In the past five years, the organisers of Lagos Fashion Week, where Ize first launched his collection, have actively begun promoting its homegrown talent abroad, and wooing editors from Vogue, i-D, The New York Times, and more in the process. Meanwhile, Naomi Campbell, a champion of Ize’s work, has put Nigeria’s ARISE Fashion Week – another closely watched platform for African designers – on the global map. Earlier this year, Maria Grazia Chiuri staged her Dior cruise show in Morocco using the collection, which featured wax cloth made in partnership with artists from throughout the African diaspora, to make the point that luxury exists on the continent and is worth paying attention to. Months later, it was the young African designers, finalist Ize and South African winner Thebe Magugu, who generated some of the most buzz around the 2019 LVMH Prize.

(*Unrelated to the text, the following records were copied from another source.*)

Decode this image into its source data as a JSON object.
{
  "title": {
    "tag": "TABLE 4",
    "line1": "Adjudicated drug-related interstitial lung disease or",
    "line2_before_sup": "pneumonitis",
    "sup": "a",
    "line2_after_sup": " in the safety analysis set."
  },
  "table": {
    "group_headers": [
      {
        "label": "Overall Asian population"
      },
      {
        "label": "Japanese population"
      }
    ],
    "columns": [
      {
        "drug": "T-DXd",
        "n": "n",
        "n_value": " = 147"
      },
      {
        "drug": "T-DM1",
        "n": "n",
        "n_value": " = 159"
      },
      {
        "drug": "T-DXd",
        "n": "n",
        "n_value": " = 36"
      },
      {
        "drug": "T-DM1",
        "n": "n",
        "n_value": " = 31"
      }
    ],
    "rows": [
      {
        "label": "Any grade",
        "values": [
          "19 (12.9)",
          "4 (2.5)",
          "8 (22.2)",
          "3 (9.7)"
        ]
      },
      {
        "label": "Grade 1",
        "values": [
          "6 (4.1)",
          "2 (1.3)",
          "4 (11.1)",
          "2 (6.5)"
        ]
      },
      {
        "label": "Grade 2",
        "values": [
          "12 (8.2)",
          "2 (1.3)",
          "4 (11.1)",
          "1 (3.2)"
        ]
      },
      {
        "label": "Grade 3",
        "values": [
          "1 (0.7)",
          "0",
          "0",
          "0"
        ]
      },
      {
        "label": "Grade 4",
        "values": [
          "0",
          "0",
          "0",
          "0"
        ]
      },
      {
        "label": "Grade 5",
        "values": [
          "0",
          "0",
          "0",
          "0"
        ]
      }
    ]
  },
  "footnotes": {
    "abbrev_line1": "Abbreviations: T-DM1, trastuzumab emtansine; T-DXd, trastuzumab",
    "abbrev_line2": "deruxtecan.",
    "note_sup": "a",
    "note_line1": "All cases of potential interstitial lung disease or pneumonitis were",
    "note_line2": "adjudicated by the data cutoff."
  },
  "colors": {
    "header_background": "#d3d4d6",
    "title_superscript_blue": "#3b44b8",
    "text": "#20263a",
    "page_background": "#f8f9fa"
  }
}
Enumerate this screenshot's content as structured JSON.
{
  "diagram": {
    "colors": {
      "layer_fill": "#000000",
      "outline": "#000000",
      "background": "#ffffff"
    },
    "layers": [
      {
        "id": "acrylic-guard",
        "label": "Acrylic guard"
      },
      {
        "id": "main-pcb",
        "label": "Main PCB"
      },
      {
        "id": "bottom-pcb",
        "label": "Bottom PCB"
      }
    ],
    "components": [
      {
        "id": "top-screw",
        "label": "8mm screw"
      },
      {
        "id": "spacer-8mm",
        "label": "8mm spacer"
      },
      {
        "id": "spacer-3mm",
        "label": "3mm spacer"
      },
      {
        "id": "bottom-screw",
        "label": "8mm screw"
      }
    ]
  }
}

To Ize, the idea of luxury is inextricably linked to sustainability and questions of supply chain. ‘Luxury isn’t something that should make someone less human. The people who are making these products, do they understand the product they are making? That’s how craftmanship should go and those are the questions we should be asking. That’s what I want to achieve.’ He hopes to influence the way clothes are viewed and solidify Africa as a destination for high fashion. ‘I want these clothes to bring a different level of understanding of the people who make them. I want my work to improve a culture and an identity. I want people to wear my clothes and think, “Nigeria, I’d like to go there.”